President Barack Obama in January signed the Housing and Urban Development Appropriations Act, which sets flat rent rates for public housing at 80 percent of fair market rent. As a result, 256 public housing tenants in Paducah will see rents increase starting Sept. 1.
"It will be a crush," said Marzell Littleton, a resident who also works as an office assistant at the Paducah Housing Authority.

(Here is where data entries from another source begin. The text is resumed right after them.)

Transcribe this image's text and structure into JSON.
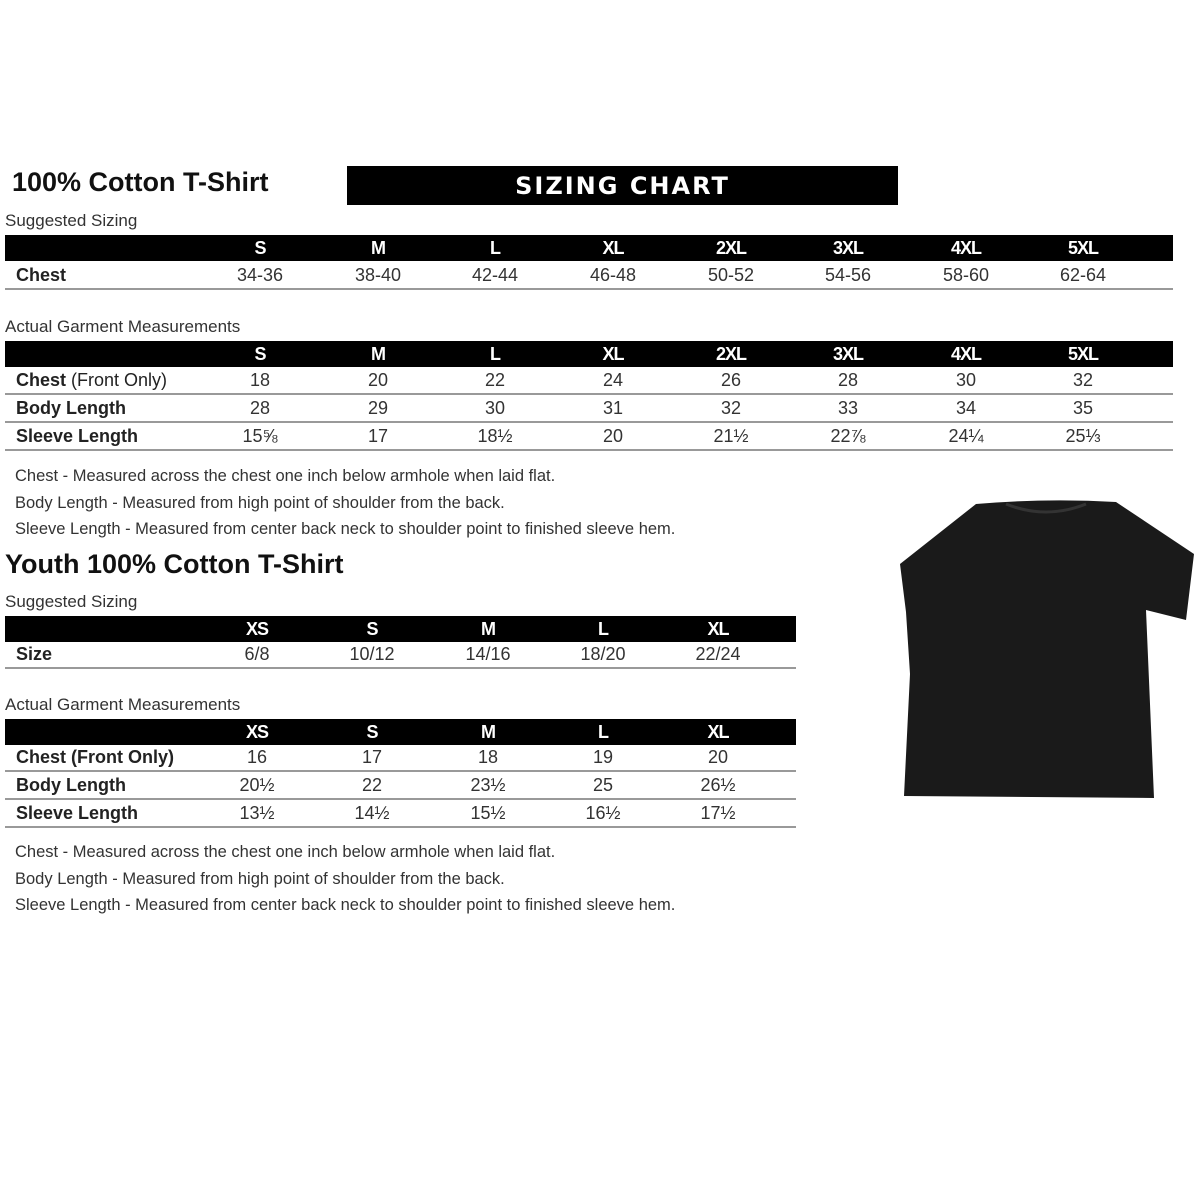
{
  "adult": {
    "title": "100% Cotton T-Shirt",
    "banner": "SIZING CHART",
    "suggested_label": "Suggested Sizing",
    "sizes": [
      "S",
      "M",
      "L",
      "XL",
      "2XL",
      "3XL",
      "4XL",
      "5XL"
    ],
    "suggested_rows": [
      {
        "label": "Chest",
        "values": [
          "34-36",
          "38-40",
          "42-44",
          "46-48",
          "50-52",
          "54-56",
          "58-60",
          "62-64"
        ]
      }
    ],
    "actual_label": "Actual Garment Measurements",
    "actual_rows": [
      {
        "label": "Chest",
        "label_extra": " (Front Only)",
        "values": [
          "18",
          "20",
          "22",
          "24",
          "26",
          "28",
          "30",
          "32"
        ]
      },
      {
        "label": "Body Length",
        "values": [
          "28",
          "29",
          "30",
          "31",
          "32",
          "33",
          "34",
          "35"
        ]
      },
      {
        "label": "Sleeve Length",
        "values": [
          "15⅝",
          "17",
          "18½",
          "20",
          "21½",
          "22⅞",
          "24¼",
          "25⅓"
        ]
      }
    ],
    "notes": [
      "Chest - Measured across the chest one inch below armhole when laid flat.",
      "Body Length - Measured from high point of shoulder from the back.",
      "Sleeve Length - Measured from center back neck to shoulder point to finished sleeve hem."
    ]
  },
  "youth": {
    "title": "Youth 100% Cotton T-Shirt",
    "suggested_label": "Suggested Sizing",
    "sizes": [
      "XS",
      "S",
      "M",
      "L",
      "XL"
    ],
    "suggested_rows": [
      {
        "label": "Size",
        "values": [
          "6/8",
          "10/12",
          "14/16",
          "18/20",
          "22/24"
        ]
      }
    ],
    "actual_label": "Actual Garment Measurements",
    "actual_rows": [
      {
        "label": "Chest (Front Only)",
        "values": [
          "16",
          "17",
          "18",
          "19",
          "20"
        ]
      },
      {
        "label": "Body Length",
        "values": [
          "20½",
          "22",
          "23½",
          "25",
          "26½"
        ]
      },
      {
        "label": "Sleeve Length",
        "values": [
          "13½",
          "14½",
          "15½",
          "16½",
          "17½"
        ]
      }
    ],
    "notes": [
      "Chest - Measured across the chest one inch below armhole when laid flat.",
      "Body Length - Measured from high point of shoulder from the back.",
      "Sleeve Length - Measured from center back neck to shoulder point to finished sleeve hem."
    ]
  },
  "image": {
    "icon": "black-tshirt-icon",
    "color": "#1a1a1a"
  }
}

Littleton is mother to two teenage daughters and holds a second job as a hairstylist. Under the new guidelines, the rent she pays for her three-bedroom unit will surge from $439 to $613, an increase of $174.
"Basically, a lot of it is going to take away from providing for my kids," said Littleton, who has lived in public housing for several years but receives no other governmental assistance.
Tenants with the Paducah Housing Authority pay 30 percent of their adjusted income in rent, but may pay no less than $50 and no more than the applicable flat rent rate for their unit. The housing authority established those flat rates by surveying standard apartments in Paducah, according to Cal Ross, executive director of the housing authority.
Ross said the amended HUD guidelines strike a blow against working families, whom he calls the lifeblood of the housing authority. Tenants who were previously able to save money - or at least afford food, clothing, medicine and educational expenses - will now have to put that money toward rent.
"It's good for them (the federal government). It's bad for our residents," he said.
The change also harms the local housing authority, he added.
"People want to know what's in it for the housing authority. There's nothing in it for us, because the more money I collect in rent, the lower the federal subsidy (the housing authority receives)," Ross said.
He said the housing authority will send notice of the changes to flat-rate tenants in early August. He expects that many tenants will be forced to look for comparable housing in the private sector.
"We could not live without our working families, and they have to make some tough decisions - whether to stay or whether to move," he said.
Littleton said that her best option is probably to move out of public housing. If she can't find a cheaper place, she'll have to take a third job. Either way, it's a setback to her goal of making a down payment on a house.
"I do want to own my own home one day. Hopefully, I will get there," she said.